Riggs made no effort to hide the extent of his gambling habit (a July 1973 Sports Illustrated profile described Riggs and his best friend Lornie Kuhle betting “on everything from tennis games to memory contests, from the turn of a coin to the flight of a robin”), and according to A Necessary Spectacle, he annoyed both King and his own support team by spending the break after the first set trying to negotiate a change in the odds with his bookie up in the stands.

The fact is that most any man among the top 100 players on the senior circuit would beat the top female tennis players of any age.

ESPN reports:

It seemed a certain payday for him. Four months earlier, Riggs had crushed Margaret Court, the world’s No. 1 women’s tennis player, 6-2, 6-1, in an exhibition labeled by the media as the “Mother’s Day Massacre.” Court’s defeat had persuaded King to play Riggs. Nearly everyone in tennis expected a similarly lopsided result. On the ABC broadcast, Pancho Gonzales, John Newcombe and even 18-year-old Chrissie Evert predicted Riggs would defeat King, then the No. 2-ranked woman. In Las Vegas, the smart money was on Bobby Riggs.

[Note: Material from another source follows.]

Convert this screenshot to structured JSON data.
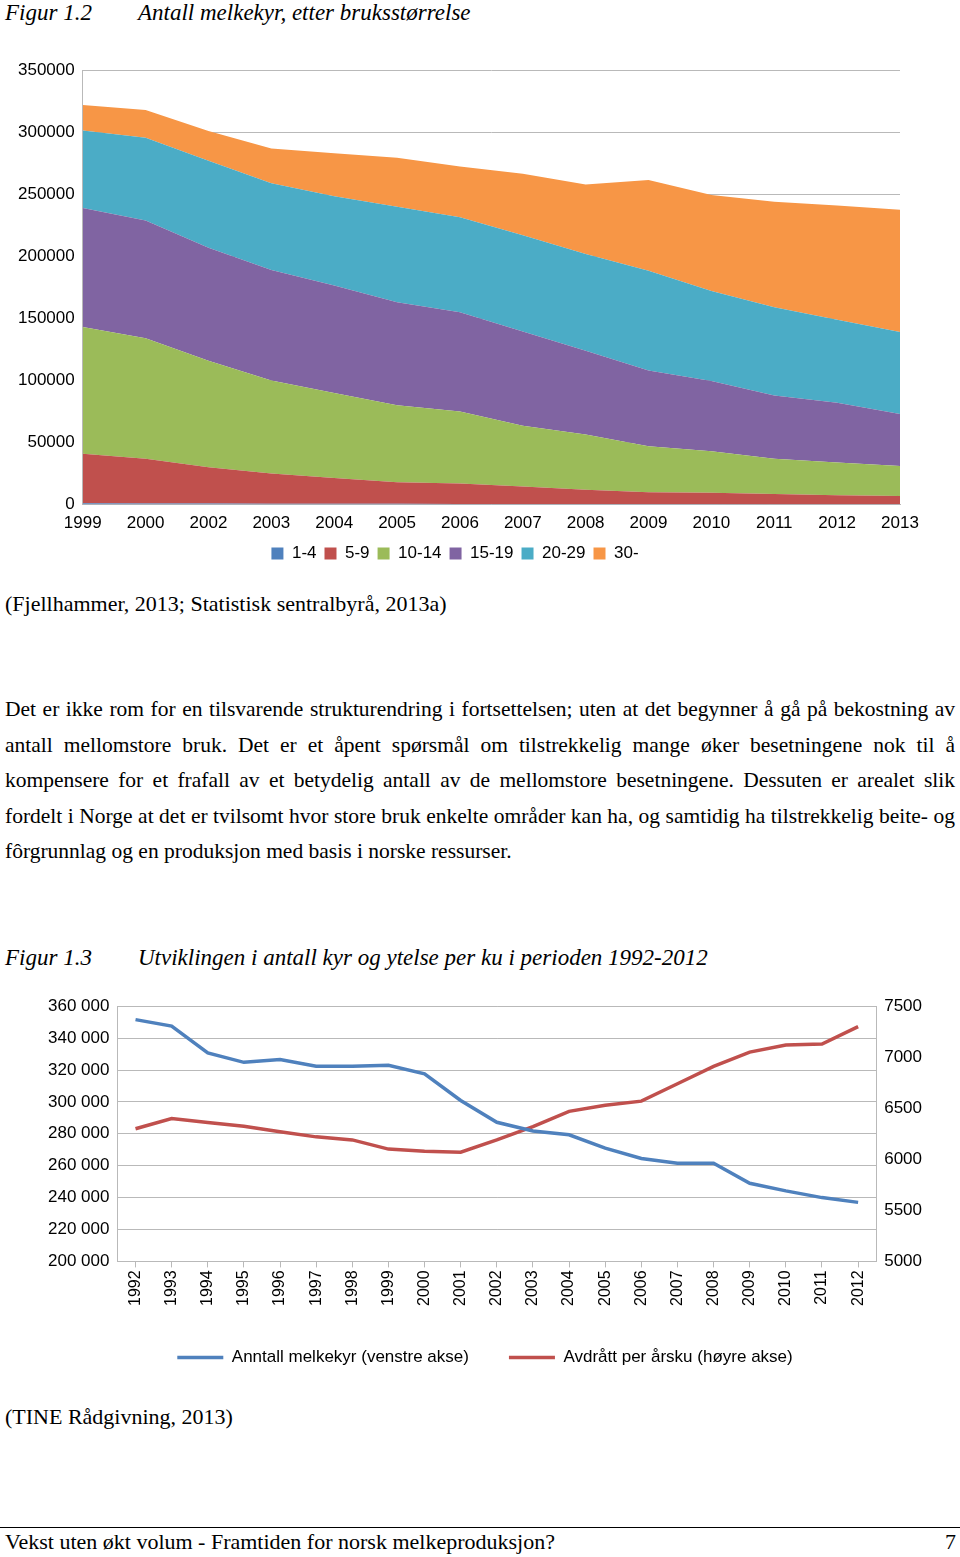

Jimmy the Greek declared, “King money is scarce. It’s hard to find a bet on the girl.”

But by aggressively attacking the net and smashing precision shots, King ran a winded, out-of-shape Riggs all over the court. Riggs made a slew of unforced errors, hitting soft returns directly at King or into the net and double-faulting at key moments, including on set point in the first set. “I don’t understand,” Cosell said after a King winner off a Riggs backhand. “He’s been feeding her that backhand all night.” Midway through the third set, Riggs looked drained and complained of hand cramps. After King took match point, winning in straight sets, 6-4, 6-3, 6-3, Riggs mustered the energy to hop the net. “I underestimated you,” he whispered in King’s ear.